If you receive a phone call, email, or text message with too-good-to-be-true claims, don’t feel obligated to hand over your information. Take the time to verify claims on trusted websites and make sure you are actually communicating with a reputable source.

To ensure you get the right information, stick to official sources such as the Federal Student Aid website and your student loan service. You can also sign up for updates from the Ministry of Education to receive notifications about the cancellation of student loans.

Wait to refinance

There have been anecdotal reports of some loan servicers encouraging borrowers to refinance their student loans before interest rates rise again. As interest rates rise, refinancing federal student loans will affect your eligibility for forgiveness.

When you refinance federal student loans, they become private debt and will no longer be eligible for federal benefits such as income-based repayment plans, extended forbearance plans, and most importantly, loan forgiveness options.

If you refinance your federal loans right now, you’ll miss Biden’s loan cancellation. There is no way to undo the refinance; it is definitive and permanent. Thoroughly research the pros and cons of refinancing federal student loans before taking action — and if you’re eligible for Biden’s pardon opportunity, wait until it’s fully processed before refinancing.

What to do if you think you’ve been scammed

Contact your bank or credit card company

If you mistakenly pay a company to help cancel your loan, you can try to get your money back through your bank or credit card company.

Call your bank or credit card issuer‘s anti-fraud department as soon as possible, even if the money hasn’t been withdrawn from your account yet. The bank can close your account, send you a new card or put an alert on your account for any suspicious withdrawals. The representative should also be able to explain your eligibility for reimbursement of lost money.

File a complaint

If you have been scammed, contact the official federal student aid website to file a complaint.

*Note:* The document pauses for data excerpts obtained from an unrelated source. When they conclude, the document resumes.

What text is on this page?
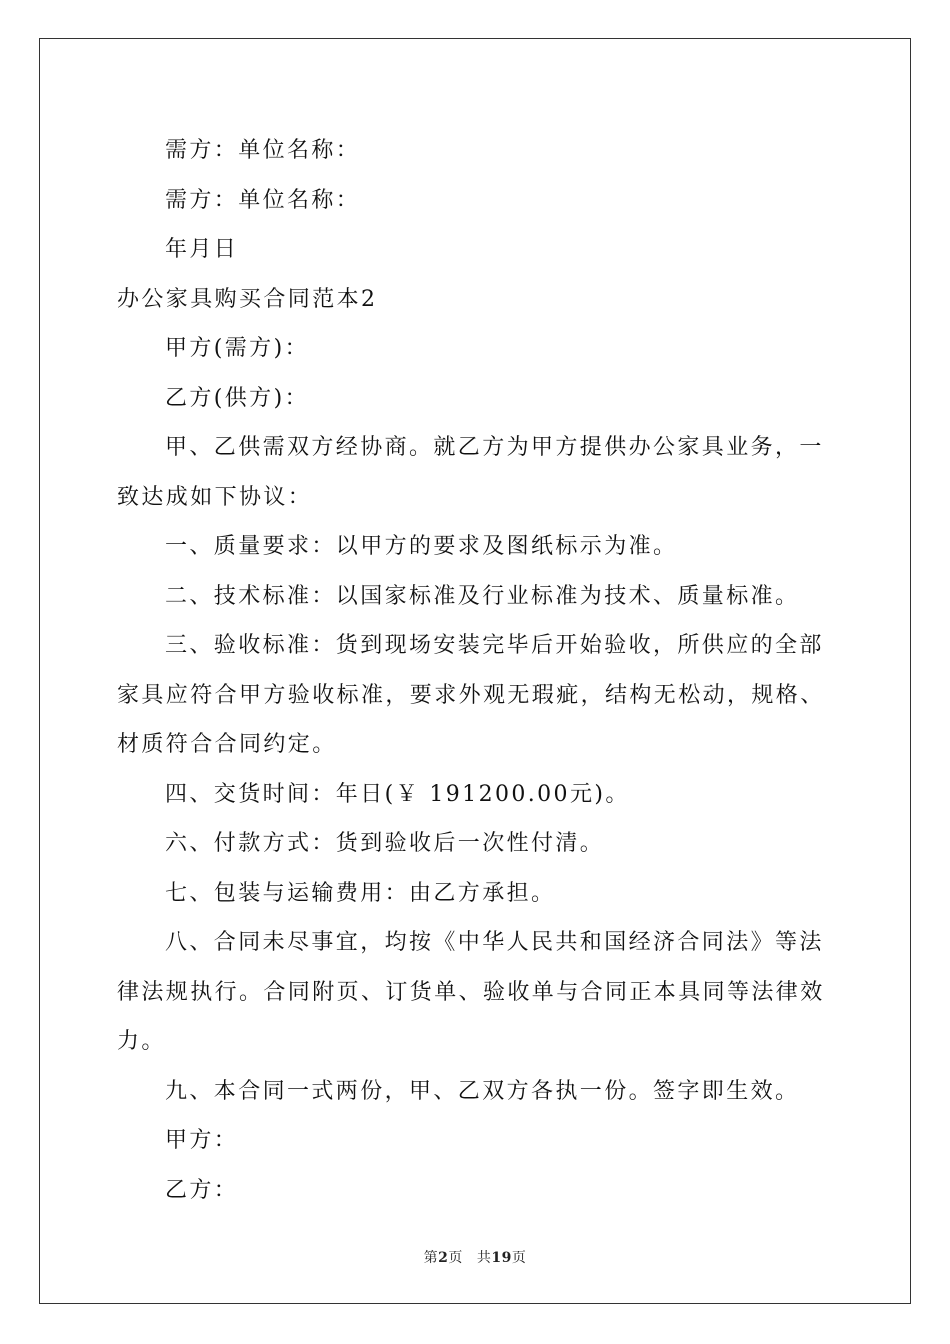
需方：单位名称：
需方：单位名称：
年月日
办公家具购买合同范本2
甲方(需方)：
乙方(供方)：
甲、乙供需双方经协商。就乙方为甲方提供办公家具业务，一致达成如下协议：
一、质量要求：以甲方的要求及图纸标示为准。
二、技术标准：以国家标准及行业标准为技术、质量标准。
三、验收标准：货到现场安装完毕后开始验收，所供应的全部家具应符合甲方验收标准，要求外观无瑕疵，结构无松动，规格、材质符合合同约定。
四、交货时间：年日(￥ 191200.00元)。
六、付款方式：货到验收后一次性付清。
七、包装与运输费用：由乙方承担。
八、合同未尽事宜，均按《中华人民共和国经济合同法》等法律法规执行。合同附页、订货单、验收单与合同正本具同等法律效力。
九、本合同一式两份，甲、乙双方各执一份。签字即生效。
甲方：
乙方：
第2页 共19页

You can also report the fraud to Federal Trade Commission and your state attorney general’s office. Filing a complaint can help you get your money back, and it will also alert authorities to new scams and raise awareness.

Use your identity theft insurance

Some renters and homeowners insurance policies include identity theft coverage, or you may have chosen to add it to your standard policy. If you have this coverage, the insurance company can help pay for any expenses incurred while trying to recover your identity.

Levin says insurance companies can also provide access to trained fraud experts who will guide you through the process. Reversing the damage caused by identity theft can be a stressful and time-consuming process, so having a professional in your area could be a real help.